What price were you expecting for the Xbox Series X?


Were you in the $500 camp all along?

At long last, Xbox’s next-gen pricing is in our rearview mirror. Thanks to revisionist memories, everyone’s an accurate industry expert in moments like this. “That’s the price I was saying all along!” Yet it’s Pachter, not you, who gets all the respect.

(In case you somehow missed the news, the Xbox Series X is launching on November 10 and priced at $500. The lesser-powered Xbox Series S was also formally unveiled yesterday and will be priced at $300 and launch on the same day.)

Today is not only a landmark moment for forward-facing console war marketing strategies (at least for one side), but it’s also the conclusion to what we’ve been blindly stabbing at for nine months. “The things it wants to accomplish are impressive for a console, but how much will it cost?” Now we know, and now we can start making some purchasing decisions.

So, it’s time for you to own it — not necessarily the console, but your past opinion. Where did you think the Xbox Series X was gonna fall? Personally, I think I remember boldly venturing it’d be $400 before I was sure the Series S existed. This was mostly predicated on Phil Spencer saying Project Scarlett “[would] not be out of position on power or price.” I thought Microsoft was will to take a significant loss on every machine sold in order to really start this generation on the right foot.
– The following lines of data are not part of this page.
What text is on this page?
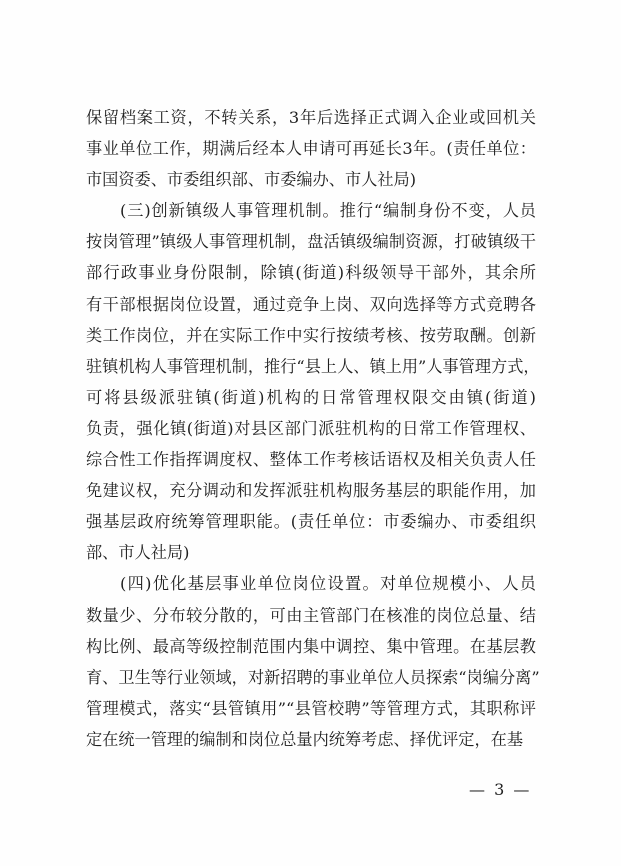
保留档案工资，不转关系，3年后选择正式调入企业或回机关
事业单位工作，期满后经本人申请可再延长3年。(责任单位：
市国资委、市委组织部、市委编办、市人社局)
(三)创新镇级人事管理机制。推行“编制身份不变，人员
按岗管理”镇级人事管理机制，盘活镇级编制资源，打破镇级干
部行政事业身份限制，除镇(街道)科级领导干部外，其余所
有干部根据岗位设置，通过竞争上岗、双向选择等方式竞聘各
类工作岗位，并在实际工作中实行按绩考核、按劳取酬。创新
驻镇机构人事管理机制，推行“县上人、镇上用”人事管理方式，
可将县级派驻镇(街道)机构的日常管理权限交由镇(街道)
负责，强化镇(街道)对县区部门派驻机构的日常工作管理权、
综合性工作指挥调度权、整体工作考核话语权及相关负责人任
免建议权，充分调动和发挥派驻机构服务基层的职能作用，加
强基层政府统筹管理职能。(责任单位：市委编办、市委组织
部、市人社局)
(四)优化基层事业单位岗位设置。对单位规模小、人员
数量少、分布较分散的，可由主管部门在核准的岗位总量、结
构比例、最高等级控制范围内集中调控、集中管理。在基层教
育、卫生等行业领域，对新招聘的事业单位人员探索“岗编分离”
管理模式，落实“县管镇用”“县管校聘”等管理方式，其职称评
定在统一管理的编制和岗位总量内统筹考虑、择优评定，在基
— 3 —
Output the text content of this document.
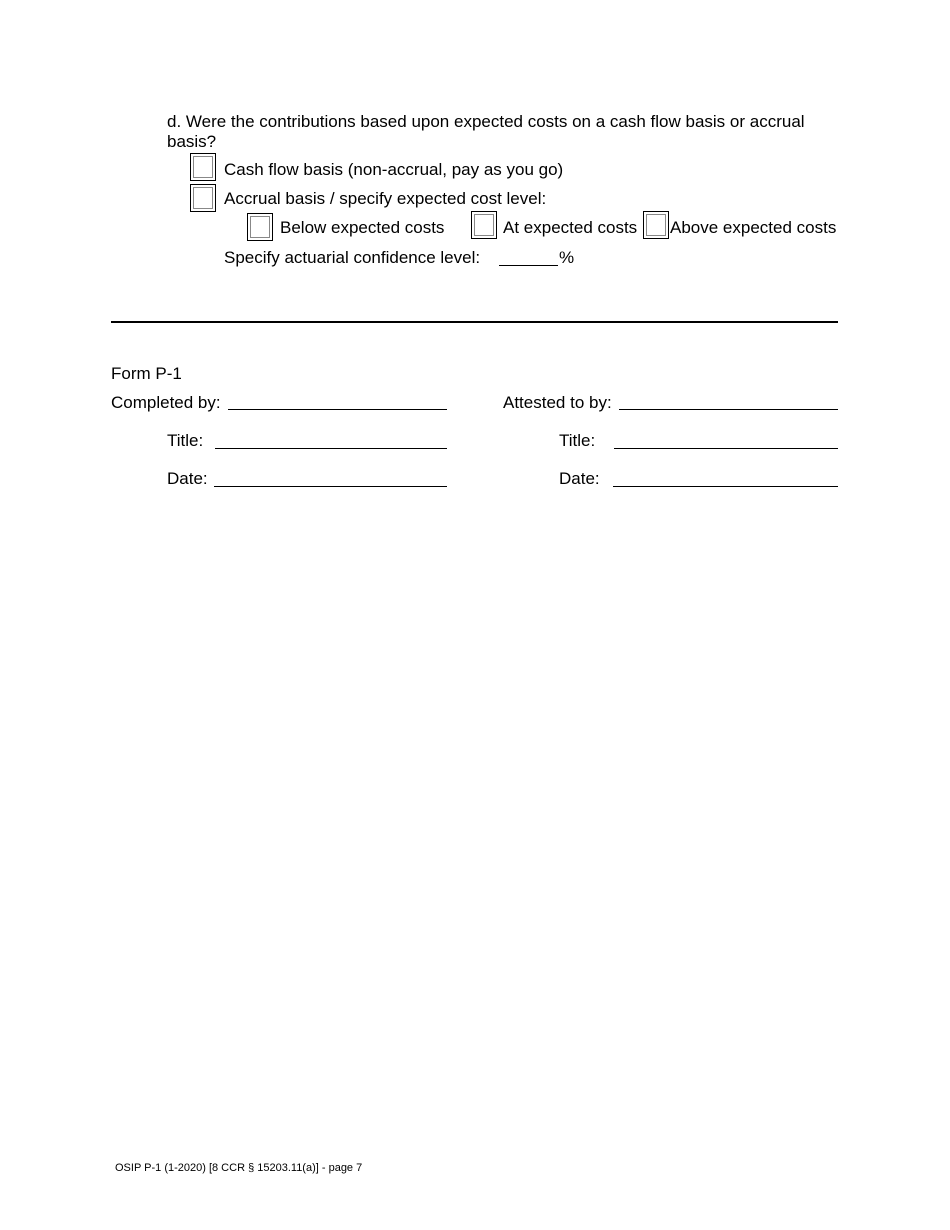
d. Were the contributions based upon expected costs on a cash flow basis or accrual basis?
Cash flow basis (non-accrual, pay as you go)
Accrual basis / specify expected cost level:
Below expected costs	At expected costs Above expected costs
Specify actuarial confidence level:	%
Form P-1
Completed by:	Attested to by:
Title:	Title:
Date:	Date:
OSIP P-1 (1-2020) [8 CCR § 15203.11(a)] - page 7
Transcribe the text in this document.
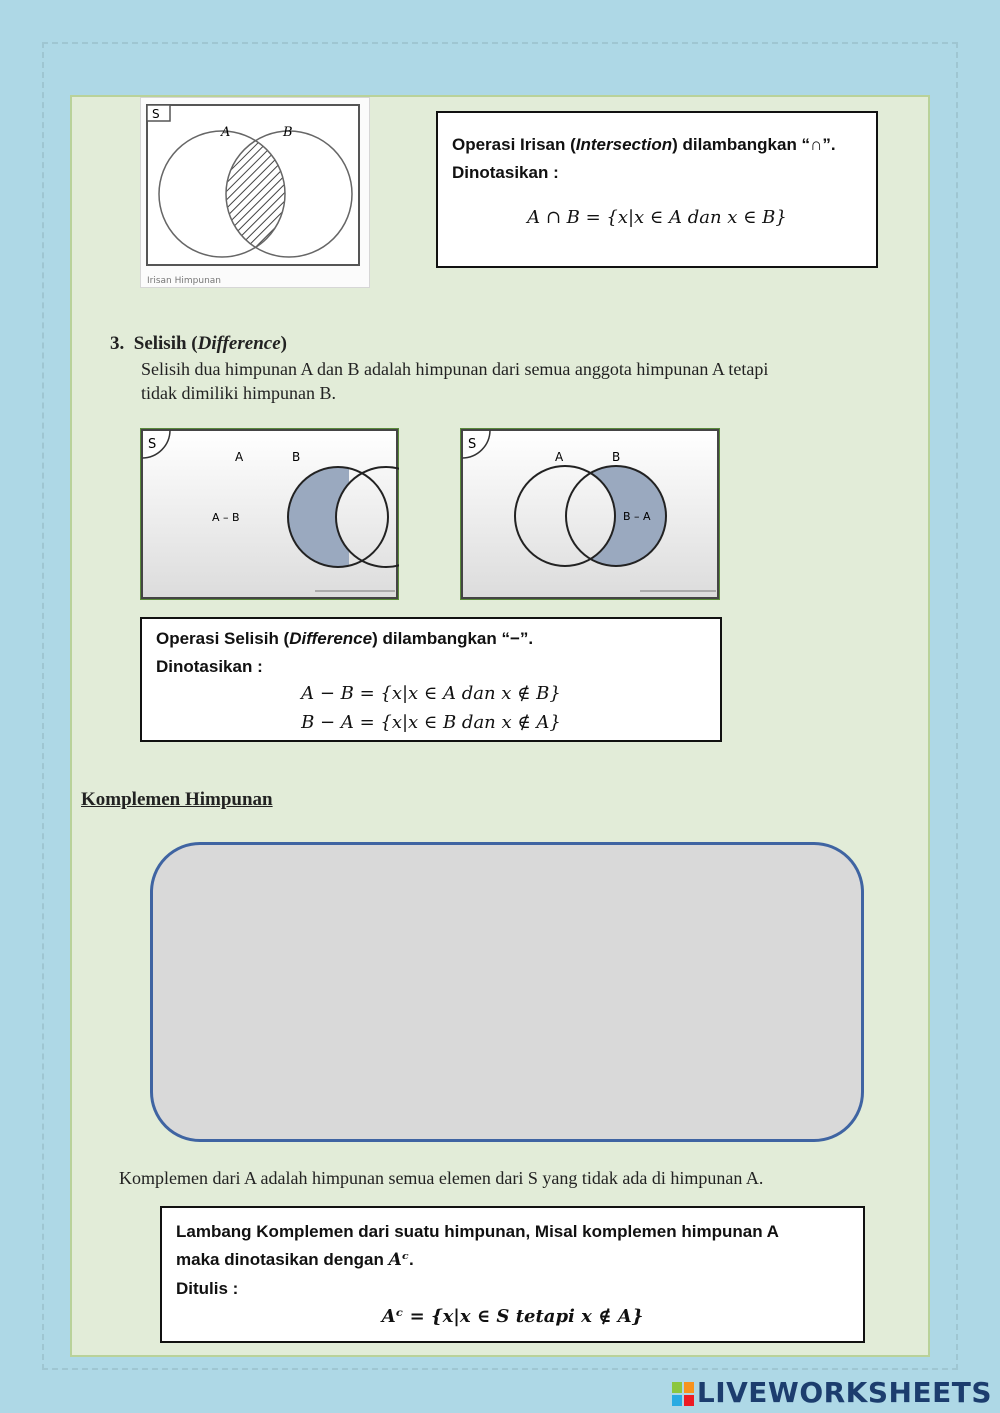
S
A	B
Irisan Himpunan
Operasi Irisan (Intersection) dilambangkan “∩”.
Dinotasikan :
A ∩ B = {x|x ∈ A dan x ∈ B}
3. Selisih (Difference)
Selisih dua himpunan A dan B adalah himpunan dari semua anggota himpunan A tetapi
tidak dimiliki himpunan B.
S
A	B
A – B
S
A	B
B – A
Operasi Selisih (Difference) dilambangkan “−”.
Dinotasikan :
A − B = {x|x ∈ A dan x ∉ B}
B − A = {x|x ∈ B dan x ∉ A}
Komplemen Himpunan
Komplemen dari A adalah himpunan semua elemen dari S yang tidak ada di himpunan A.
Lambang Komplemen dari suatu himpunan, Misal komplemen himpunan A
maka dinotasikan dengan Aᶜ.
Ditulis :
Aᶜ = {x|x ∈ S tetapi x ∉ A}
LIVEWORKSHEETS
But, now that two models have been confirmed, $500 seems like the obvious price. It always felt like $600 was too high, as no one wants to relive the 60GB PS3 launch debacle. So, $300 and $500 feels like the sweet spot. One device is for introduction to the Xbox ecosystem, the other is for those who are looking for the most out of their console. Putting $200 worth of space between them intrinsically communicates the gap in horsepower.

What were you expecting? Less? More? Also, this seems like as good of a place as any to formally chime in with your PS5 pricing prediction. That way, if you claim to have been right all along, we can check the comments here and call you a filthy liar. Unless you actually were right — in which case, refer back to my Pachter comment in the first paragraph.